Obama sendet in seiner Rede klare Signale an den Kongress.

Obama sendet in seiner Rede klare Signale an den Kongress.

(Foto: imago stock&people)

Schwach, unentschlossen, chaotisch: Die meisten Medien bescheinigen US-Präsident Obama in der Syrienkrise eine miserable Leistung. Russlands Kreml scheucht das Weiße Haus, wie peinlich. Dabei bekommt Obama bisher alles, was er will.

Gut möglich, dass Barack Obama inzwischen einen zusätzlichen Kalender bei sich trägt. Einer, in dem jedes Datum, an dem er als US-Präsident eine "historische" Rede gehalten hat und noch halten soll, rot markiert ist. Zuletzt war es der 28. August, der 50. Jahrestag von Martin Luther Kings berühmter Rede in Washington D.C. Und auch den gestrigen Tag hätte Obama wohl wieder ankreuzen müssen: Schließlich wartete die ganze Welt – oder zumindest die vielen atemlosen Krisenberichterstatter – auf sein Statement zur Zukunft des syrischen Regimes. Ein "entscheidender Moment für den Rest seiner Amtszeit", schrieb der Boston Globe, schließlich "hänge daran laut vieler Analysten seine Glaubwürdigkeit in innenpolitischen Fragen und seine Macht auf dem internationalen Parkett".

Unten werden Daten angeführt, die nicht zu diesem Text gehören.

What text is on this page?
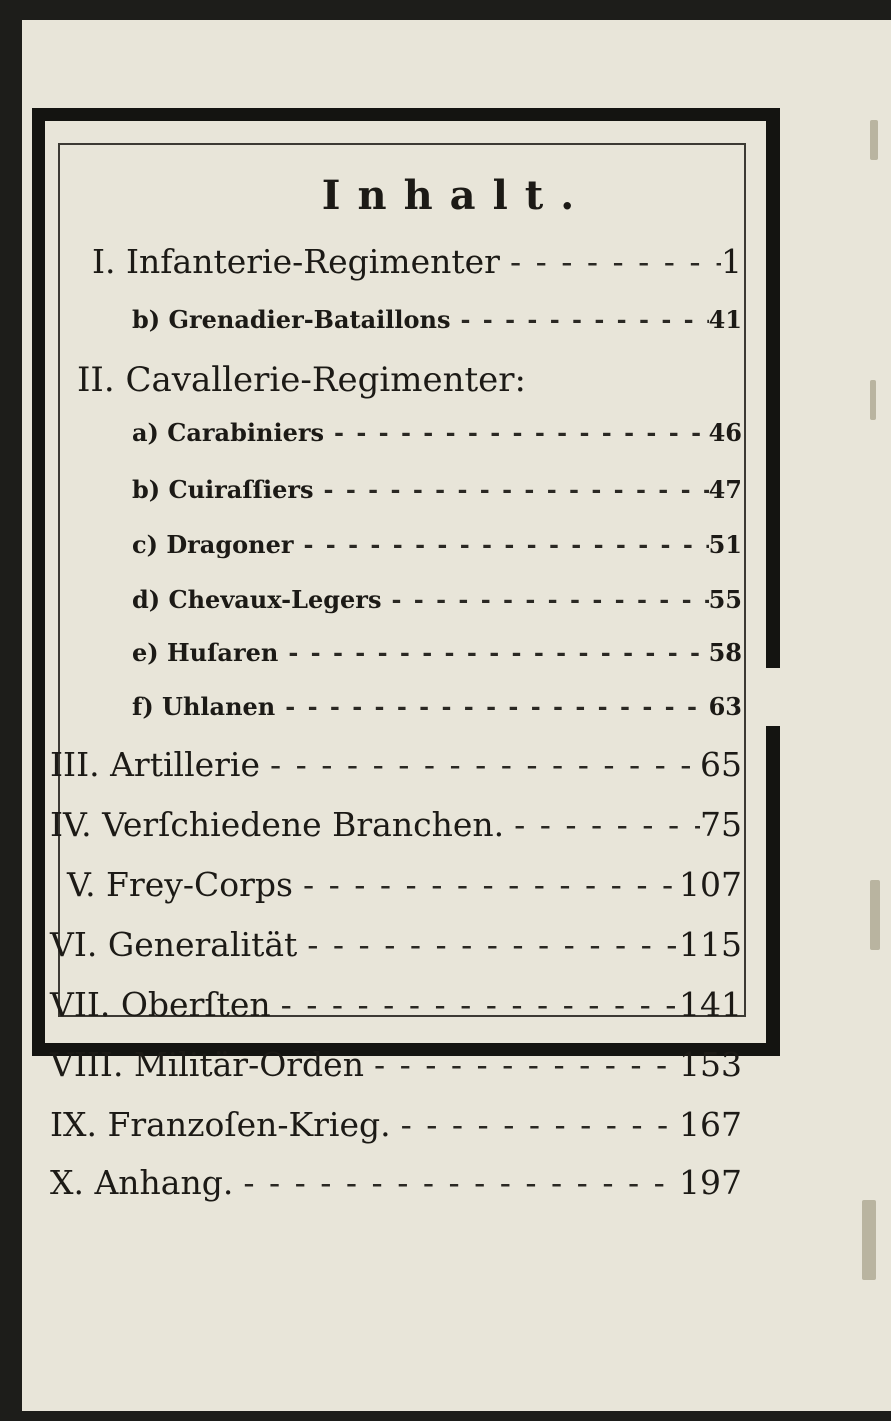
Inhalt.
I. Infanterie-Regimenter - - -	1
b) Grenadier-Bataillons - - -	41
II. Cavallerie-Regimenter:
a) Carabiniers - - -	46
b) Cuiraſſiers - - -	47
c) Dragoner - - -	51
d) Chevaux-Legers - - -	55
e) Huſaren - - -	58
f) Uhlanen - - -	63
III. Artillerie - - -	65
IV. Verſchiedene Branchen. - - -	75
V. Frey-Corps - - -	107
VI. Generalität - - -	115
VII. Oberſten - - -	141
VIII. Militär-Orden - - -	153
IX. Franzoſen-Krieg. - - -	167
X. Anhang. - - -	197
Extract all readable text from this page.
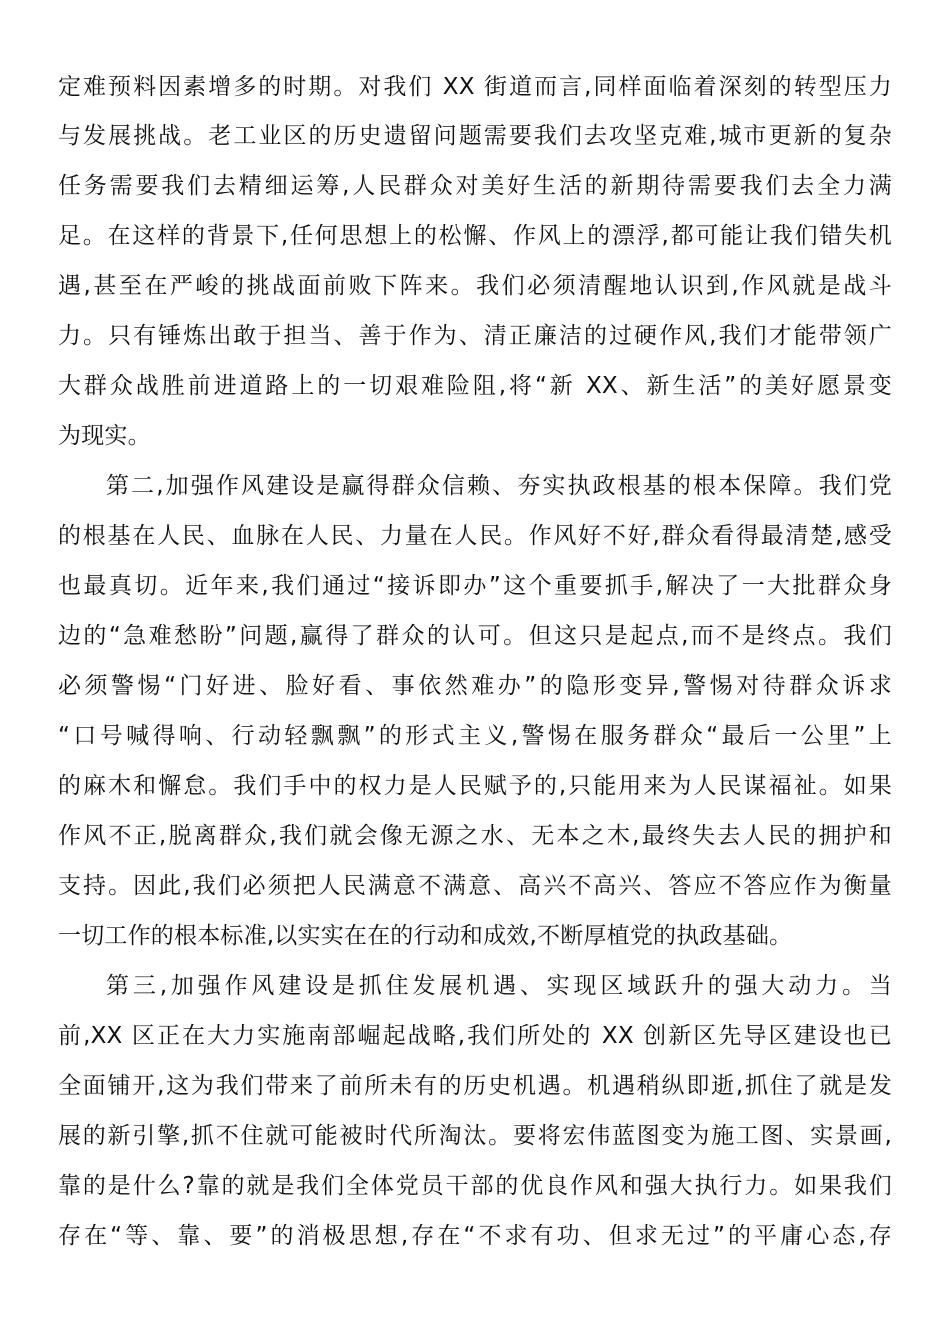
定难预料因素增多的时期。对我们 XX 街道而言,同样面临着深刻的转型压力
与发展挑战。老工业区的历史遗留问题需要我们去攻坚克难,城市更新的复杂
任务需要我们去精细运筹,人民群众对美好生活的新期待需要我们去全力满
足。在这样的背景下,任何思想上的松懈、作风上的漂浮,都可能让我们错失机
遇,甚至在严峻的挑战面前败下阵来。我们必须清醒地认识到,作风就是战斗
力。只有锤炼出敢于担当、善于作为、清正廉洁的过硬作风,我们才能带领广
大群众战胜前进道路上的一切艰难险阻,将“新 XX、新生活”的美好愿景变
为现实。
第二,加强作风建设是赢得群众信赖、夯实执政根基的根本保障。我们党
的根基在人民、血脉在人民、力量在人民。作风好不好,群众看得最清楚,感受
也最真切。近年来,我们通过“接诉即办”这个重要抓手,解决了一大批群众身
边的“急难愁盼”问题,赢得了群众的认可。但这只是起点,而不是终点。我们
必须警惕“门好进、脸好看、事依然难办”的隐形变异,警惕对待群众诉求
“口号喊得响、行动轻飘飘”的形式主义,警惕在服务群众“最后一公里”上
的麻木和懈怠。我们手中的权力是人民赋予的,只能用来为人民谋福祉。如果
作风不正,脱离群众,我们就会像无源之水、无本之木,最终失去人民的拥护和
支持。因此,我们必须把人民满意不满意、高兴不高兴、答应不答应作为衡量
一切工作的根本标准,以实实在在的行动和成效,不断厚植党的执政基础。
第三,加强作风建设是抓住发展机遇、实现区域跃升的强大动力。当
前,XX 区正在大力实施南部崛起战略,我们所处的 XX 创新区先导区建设也已
全面铺开,这为我们带来了前所未有的历史机遇。机遇稍纵即逝,抓住了就是发
展的新引擎,抓不住就可能被时代所淘汰。要将宏伟蓝图变为施工图、实景画,
靠的是什么?靠的就是我们全体党员干部的优良作风和强大执行力。如果我们
存在“等、靠、要”的消极思想,存在“不求有功、但求无过”的平庸心态,存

Es wird die vielen Analysten wohl etwas geärgert haben, dass die Entwicklung der vergangenen Tage Obama den historischen Wind aus den Segeln nahm. Russland ist jetzt der neue Diplomatie-Star: Wladimir Putin und sein Außenminister Sergej Lawrow wollen mit einem eigenen Plan dafür sorgen, dass Baschar al-Assad seine Chemiewaffen unter UN-Kontrolle stellt und sie schlussendlich zerstören lässt. Ganz ohne Militärschlag, wie ihn die amerikanische Regierung nun forciert.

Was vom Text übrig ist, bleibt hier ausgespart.